Das Gesundheitsamt kann zur Pandemiebekämpfung auch Betriebsschließungen anordnen und berufliche Tätigkeitsverbote erteilen. Doch: „Diese Maßnahmen gelten als Ultima Ratio und können nur in Erwägung gezogen werden, sofern weniger belastende Eingriffe, wie Ermahnungen, Auflagen und Bußgelder keine Wirkung zeigen.“

Vorübergehende PCR-Testlücke

Einen dritten Hoch-Inzidenz-Faktor hat das Landratsamt für sich im Bereich einer PCR-Testlücke an Wochenenden ausgemacht. Denn mit der Rückkehr der Notfallpraxis der Kassenärztlichen Vereinigung an ihren angestammten Platz im Zollernalb-Klinikum war es Menschen mit Corona-Symptomen seit Mitte März nicht mehr möglich, sich im Landkreis auch samstags und sonntags einem PCR-Test zu unterziehen und sich ambulant behandeln zu lassen.

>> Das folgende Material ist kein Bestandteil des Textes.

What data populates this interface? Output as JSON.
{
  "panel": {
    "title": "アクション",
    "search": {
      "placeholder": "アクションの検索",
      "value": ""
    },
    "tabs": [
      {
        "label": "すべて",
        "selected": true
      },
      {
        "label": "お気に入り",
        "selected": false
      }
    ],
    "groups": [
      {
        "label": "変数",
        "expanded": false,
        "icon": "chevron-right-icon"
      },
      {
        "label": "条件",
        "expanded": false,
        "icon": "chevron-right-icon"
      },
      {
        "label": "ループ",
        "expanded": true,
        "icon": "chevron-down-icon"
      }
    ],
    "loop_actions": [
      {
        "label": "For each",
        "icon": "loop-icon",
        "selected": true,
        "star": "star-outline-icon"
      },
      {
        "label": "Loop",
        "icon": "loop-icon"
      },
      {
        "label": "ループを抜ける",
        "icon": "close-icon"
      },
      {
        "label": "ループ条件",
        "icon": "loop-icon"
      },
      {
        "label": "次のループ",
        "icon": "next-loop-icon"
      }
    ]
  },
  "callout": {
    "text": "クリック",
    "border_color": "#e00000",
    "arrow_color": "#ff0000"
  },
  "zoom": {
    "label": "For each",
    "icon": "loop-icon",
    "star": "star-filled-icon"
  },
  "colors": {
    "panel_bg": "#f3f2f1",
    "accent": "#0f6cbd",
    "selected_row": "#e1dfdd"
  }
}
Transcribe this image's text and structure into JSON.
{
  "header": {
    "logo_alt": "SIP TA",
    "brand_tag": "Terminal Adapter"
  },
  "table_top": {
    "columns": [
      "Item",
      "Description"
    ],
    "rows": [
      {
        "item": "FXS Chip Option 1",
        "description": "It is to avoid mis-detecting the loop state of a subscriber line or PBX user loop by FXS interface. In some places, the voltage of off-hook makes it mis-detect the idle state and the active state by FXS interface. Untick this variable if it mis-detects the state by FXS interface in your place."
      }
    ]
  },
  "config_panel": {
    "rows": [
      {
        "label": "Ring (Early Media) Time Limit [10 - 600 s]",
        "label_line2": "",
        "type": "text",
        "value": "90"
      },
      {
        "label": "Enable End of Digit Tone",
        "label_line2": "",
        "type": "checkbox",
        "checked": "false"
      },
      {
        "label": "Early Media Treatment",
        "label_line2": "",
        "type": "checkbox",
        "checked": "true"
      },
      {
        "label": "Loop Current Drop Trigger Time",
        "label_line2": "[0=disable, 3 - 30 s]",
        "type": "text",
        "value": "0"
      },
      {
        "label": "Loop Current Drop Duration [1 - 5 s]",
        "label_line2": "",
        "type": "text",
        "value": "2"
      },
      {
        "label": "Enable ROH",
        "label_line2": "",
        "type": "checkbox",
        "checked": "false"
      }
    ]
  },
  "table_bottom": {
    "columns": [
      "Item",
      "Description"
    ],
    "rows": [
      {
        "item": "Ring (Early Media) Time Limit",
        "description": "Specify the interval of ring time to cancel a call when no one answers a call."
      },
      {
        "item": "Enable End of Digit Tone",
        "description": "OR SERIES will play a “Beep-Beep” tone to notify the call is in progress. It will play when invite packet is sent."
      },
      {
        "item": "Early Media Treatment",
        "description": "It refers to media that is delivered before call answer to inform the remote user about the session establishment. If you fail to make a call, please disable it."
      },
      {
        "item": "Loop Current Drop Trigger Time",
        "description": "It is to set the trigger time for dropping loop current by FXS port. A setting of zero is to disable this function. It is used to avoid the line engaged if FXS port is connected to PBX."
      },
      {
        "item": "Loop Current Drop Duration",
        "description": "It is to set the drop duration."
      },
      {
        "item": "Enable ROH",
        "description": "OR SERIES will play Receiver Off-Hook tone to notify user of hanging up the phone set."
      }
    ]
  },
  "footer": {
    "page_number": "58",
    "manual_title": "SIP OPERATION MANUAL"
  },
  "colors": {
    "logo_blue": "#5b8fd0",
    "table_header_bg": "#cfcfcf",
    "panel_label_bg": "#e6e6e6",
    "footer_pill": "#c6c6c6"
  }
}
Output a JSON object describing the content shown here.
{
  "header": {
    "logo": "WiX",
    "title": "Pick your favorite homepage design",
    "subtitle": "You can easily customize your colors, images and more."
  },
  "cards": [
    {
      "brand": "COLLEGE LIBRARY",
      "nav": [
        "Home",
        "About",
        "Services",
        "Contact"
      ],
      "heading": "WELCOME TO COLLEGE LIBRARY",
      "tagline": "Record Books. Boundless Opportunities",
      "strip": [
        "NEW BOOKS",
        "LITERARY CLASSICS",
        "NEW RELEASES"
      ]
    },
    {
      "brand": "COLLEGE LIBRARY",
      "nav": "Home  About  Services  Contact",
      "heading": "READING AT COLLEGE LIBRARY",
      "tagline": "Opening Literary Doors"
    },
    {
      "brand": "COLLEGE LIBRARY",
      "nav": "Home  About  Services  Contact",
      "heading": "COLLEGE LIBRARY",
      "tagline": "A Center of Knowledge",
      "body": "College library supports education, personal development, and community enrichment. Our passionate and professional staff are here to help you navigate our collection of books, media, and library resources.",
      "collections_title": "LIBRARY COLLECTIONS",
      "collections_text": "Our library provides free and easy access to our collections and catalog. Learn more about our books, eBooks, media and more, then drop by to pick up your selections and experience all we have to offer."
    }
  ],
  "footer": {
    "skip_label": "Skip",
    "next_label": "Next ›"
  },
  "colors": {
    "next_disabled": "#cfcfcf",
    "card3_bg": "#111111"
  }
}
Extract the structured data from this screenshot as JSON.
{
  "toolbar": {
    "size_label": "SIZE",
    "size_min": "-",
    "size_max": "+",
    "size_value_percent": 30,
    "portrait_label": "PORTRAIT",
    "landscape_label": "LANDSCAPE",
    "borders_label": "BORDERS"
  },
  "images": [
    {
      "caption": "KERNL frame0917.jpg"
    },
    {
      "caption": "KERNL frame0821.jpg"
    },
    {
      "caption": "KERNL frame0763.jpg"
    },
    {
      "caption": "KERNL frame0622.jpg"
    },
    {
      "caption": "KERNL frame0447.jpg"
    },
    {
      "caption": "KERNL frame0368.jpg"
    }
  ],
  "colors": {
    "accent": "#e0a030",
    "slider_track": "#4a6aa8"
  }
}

Testungen auf dem Geißbühl

In einer gemeinsamen Pressemitteilung vom vergangenen Freitag betonten der Amtschef des Sozialministeriums, Prof. Uwe Lahl und Landrat Pauli „die dringend notwendige Maßnahme, wieder an Wochenenden und Feiertagen symptomatische Patienten zu testen und zu behandeln“. Und verwiesen auf die Bereitschaft der Kassenärztlichen Vereinigung, dieses Angebot auf dem Gelände der ehemaligen Zollernalb-Kaserne in Meßstetten umzusetzen. Was am langen Pfingstwochenende dann auch bereits erstmals geschah.

Nur Menschen mit Symptomen

Kai Sonntag, der Sprecher der Kassenärztlichen Vereinigung, weist jedoch vorsorglich darauf hin, dass die samstags und sonntags und feiertags jeweils zweistündige Testmöglichkeit (14 bis 16 Uhr) nicht mehr die Ausmaße des ursprünglichen Balinger Testzentrums hat. „Es dürfen deswegen auch ausschließlich symptomatische Patienten kommen.“ Auch in anderen Landkreisen gebe es nur in wenigen Fällen überhaupt eine Möglichkeit für Tests am Wochenende. In den allermeisten Landkreisen in Baden-Württemberg sind die Inzidenzzahlen aber auch mit Abstand nicht mehr so hoch wie im Zollernalbkreis. Aber wie eingangs erwähnt, auch hier bei uns nun langsam aber sicher fallend.